# Exporting Inflation, Only to Import it Again



## Rustin (27 August 2010)

*All This Stimulus Will Lead to Inflation*

Andy Xie is my new favourite economist.

Andy Xie, former Chief Asian Economist at Morgan Stanley, delivered a refreshingly concise view of global economics in the Caixin online recently.

See discussion on the topic on my blog *www[dot]rustin[dot]co*.
_*That's co not com!*_

He says that due to globalisation the massive stimulus efforts in developed countries are in fact driving demand in emerging economies, fueling inflation there, and that this inflation will in turn come back home in due course.

“We are seeing the interplay between the forces of globalization and policy mistakes. Globalization has severely restricted the effectiveness of economic stimulus. Trade plus FDI are half of the global GDP. Trade is visible in terms of stimulus leakage.
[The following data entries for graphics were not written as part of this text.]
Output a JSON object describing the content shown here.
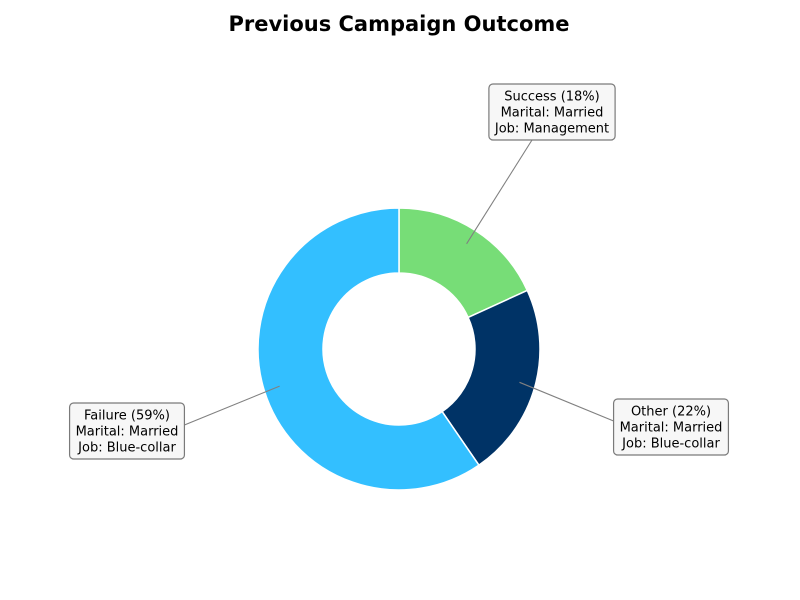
{
  "chart_data": {
    "type": "pie",
    "variant": "donut",
    "title": "Previous Campaign Outcome",
    "start_angle_deg": 90,
    "direction": "clockwise",
    "legend": "none",
    "slices": [
      {
        "category": "Success",
        "value": 18,
        "color": "#77dd77",
        "label_lines": [
          "Success (18%)",
          "Marital: Married",
          "Job: Management"
        ]
      },
      {
        "category": "Other",
        "value": 22,
        "color": "#003366",
        "label_lines": [
          "Other (22%)",
          "Marital: Married",
          "Job: Blue-collar"
        ]
      },
      {
        "category": "Failure",
        "value": 59,
        "color": "#33bfff",
        "label_lines": [
          "Failure (59%)",
          "Marital: Married",
          "Job: Blue-collar"
        ]
      }
    ]
  }
}
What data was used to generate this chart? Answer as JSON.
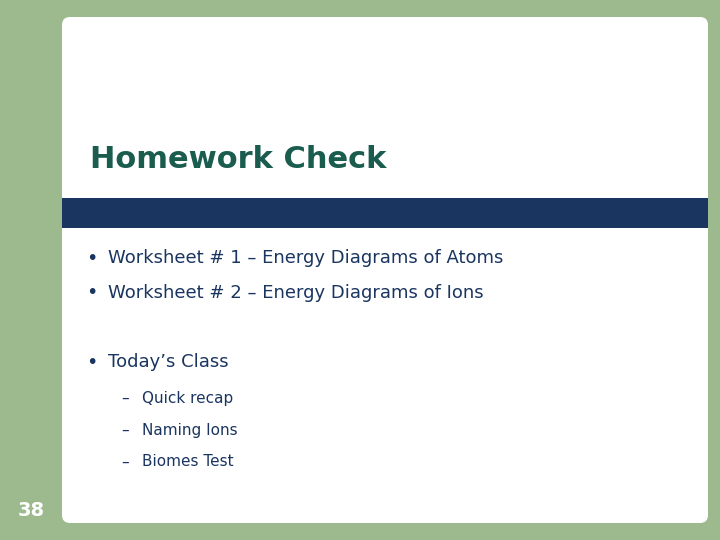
{
  "background_color": "#9dba8f",
  "white_card_color": "#ffffff",
  "dark_blue_bar_color": "#1a3560",
  "title_text": "Homework Check",
  "title_color": "#1a5c4e",
  "title_fontsize": 22,
  "title_bold": true,
  "bullet_color": "#1a3560",
  "bullet_items": [
    "Worksheet # 1 – Energy Diagrams of Atoms",
    "Worksheet # 2 – Energy Diagrams of Ions"
  ],
  "section_title": "Today’s Class",
  "sub_items": [
    "Quick recap",
    "Naming Ions",
    "Biomes Test"
  ],
  "page_number": "38"
}
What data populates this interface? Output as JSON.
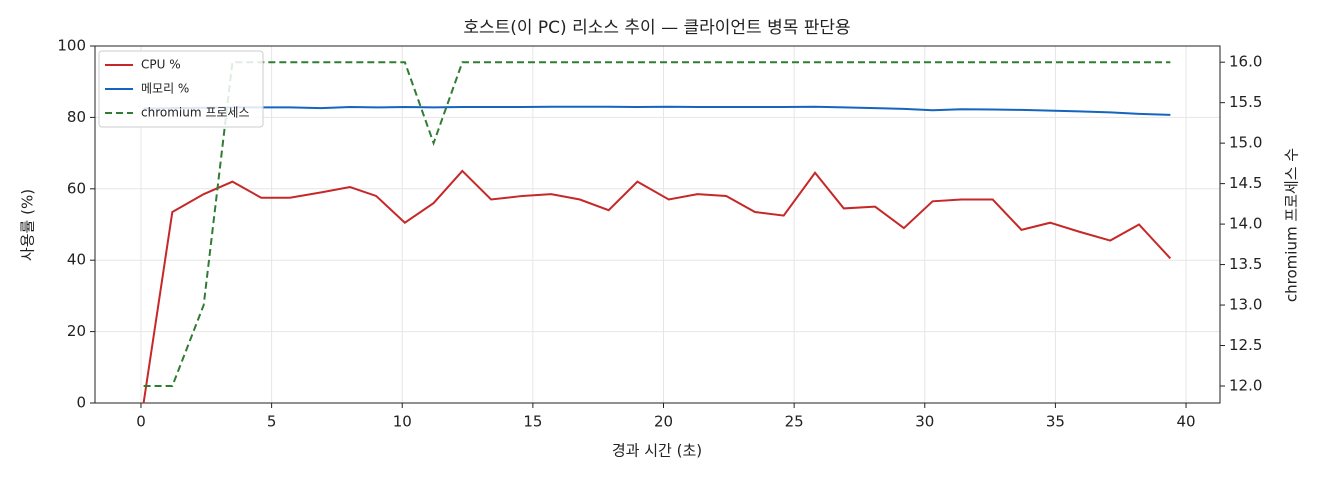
{
  "chart_data": {
    "type": "line",
    "title": "호스트(이 PC) 리소스 추이 — 클라이언트 병목 판단용",
    "xlabel": "경과 시간 (초)",
    "ylabel": "사용률 (%)",
    "y2label": "chromium 프로세스 수",
    "x": [
      0.1,
      1.2,
      2.4,
      3.5,
      4.6,
      5.7,
      6.9,
      8.0,
      9.0,
      10.1,
      11.2,
      12.3,
      13.4,
      14.6,
      15.7,
      16.8,
      17.9,
      19.0,
      20.2,
      21.3,
      22.4,
      23.5,
      24.6,
      25.8,
      26.9,
      28.1,
      29.2,
      30.3,
      31.4,
      32.6,
      33.7,
      34.8,
      35.9,
      37.1,
      38.2,
      39.4
    ],
    "series": [
      {
        "name": "CPU %",
        "color": "#c62828",
        "linestyle": "solid",
        "axis": "y",
        "values": [
          0,
          53.5,
          58.5,
          62,
          57.5,
          57.5,
          59,
          60.5,
          58,
          50.5,
          56,
          65,
          57,
          58,
          58.5,
          57,
          54,
          62,
          57,
          58.5,
          58,
          53.5,
          52.5,
          64.5,
          54.5,
          55,
          49,
          56.5,
          57,
          57,
          48.5,
          50.5,
          48,
          45.5,
          50,
          40.5
        ]
      },
      {
        "name": "메모리 %",
        "color": "#1565c0",
        "linestyle": "solid",
        "axis": "y",
        "values": [
          82.5,
          82.6,
          82.7,
          82.8,
          82.8,
          82.8,
          82.6,
          82.9,
          82.8,
          82.9,
          82.8,
          82.9,
          82.9,
          82.9,
          83.0,
          83.0,
          83.0,
          82.9,
          83.0,
          82.9,
          82.9,
          82.9,
          82.9,
          83.0,
          82.8,
          82.6,
          82.4,
          82.0,
          82.3,
          82.2,
          82.1,
          81.9,
          81.7,
          81.4,
          81.0,
          80.7
        ]
      },
      {
        "name": "chromium 프로세스",
        "color": "#2e7d32",
        "linestyle": "dashed",
        "axis": "y2",
        "values": [
          12,
          12,
          13,
          16,
          16,
          16,
          16,
          16,
          16,
          16,
          15,
          16,
          16,
          16,
          16,
          16,
          16,
          16,
          16,
          16,
          16,
          16,
          16,
          16,
          16,
          16,
          16,
          16,
          16,
          16,
          16,
          16,
          16,
          16,
          16,
          16
        ]
      }
    ],
    "xlim": [
      -1.76,
      41.3
    ],
    "xticks": [
      0,
      5,
      10,
      15,
      20,
      25,
      30,
      35,
      40
    ],
    "ylim": [
      0,
      100
    ],
    "yticks": [
      0,
      20,
      40,
      60,
      80,
      100
    ],
    "y2lim": [
      11.79,
      16.2
    ],
    "y2ticks": [
      {
        "value": 12,
        "label": "12.0"
      },
      {
        "value": 12.5,
        "label": "12.5"
      },
      {
        "value": 13,
        "label": "13.0"
      },
      {
        "value": 13.5,
        "label": "13.5"
      },
      {
        "value": 14,
        "label": "14.0"
      },
      {
        "value": 14.5,
        "label": "14.5"
      },
      {
        "value": 15,
        "label": "15.0"
      },
      {
        "value": 15.5,
        "label": "15.5"
      },
      {
        "value": 16,
        "label": "16.0"
      }
    ],
    "grid": true,
    "legend": "upper left"
  }
}
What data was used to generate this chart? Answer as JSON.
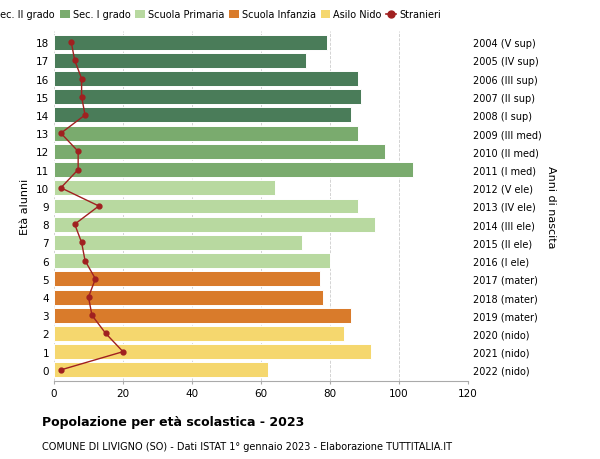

But, where investment occurs in response to demand growth is far more important. Multinationals can invest anywhere in response to demand. It cuts the linkage between demand stimulus and investment response. The latter is crucial to employment growth, which is necessary for sustaining demand growth beyond stimulus. Essentially, demand is local, but supply is global. This is why the old assumptions on stimulus are no longer reliable.

The above analysis always applies to a small, open economy. A typical macroeconomics textbook will study the extreme cases of a small, open economy and a large, closed economy. In the former, the leakage is so powerful that stimulus is futile. The latter has no leakage and has maximum stimulus effectiveness. The economies in the real world are in between. A large economy like the U.S.’s is always assumed to resemble a closed economy, while a small trade-oriented economy like Singapore’s is close to a completely open economy.

Multinational-led globalization has made large economies behave like small, open economies. Demand is still local, but supply is global. When the Fed or the ECB tries to stimulate, they are actually stimulating the global economy as a whole. Water, no matter where it comes from, flows downwards. Stimulus, similarly, flows to where costs are low and banking systems are healthy. If you believe this logic, the actions of the Fed and the ECB fuel inflation and asset bubbles in emerging economies rather than stimulate growth at home.

A similar move occurred after the U.S.’s Savings and Loans crisis in the early 1990s. The Fed cut interest rates to 3 percent to help its banking system recover. The lower interest rates pushed Western banks to lend a lot to Southeast Asia, fueling a property bubble there. When the U.S.’s monetary policy was tightened, capital was pulled back. It caused the Asian Financial Crisis of 1997-98.

Today’s story is much bigger and with more dimensions. The emerging economies are twice as big relative to the developed economies with double the trade volume relative to the global economy then. Investment and financial capital can now flow with little friction across the world. I suspect that the Fed policy today would cause distortions in the global economy three times as big as it did in the early 1990s. Its consequences would cause a global calamity far bigger than the Asian Financial Crisis.”
-Andy Xie, Caixin Online


----------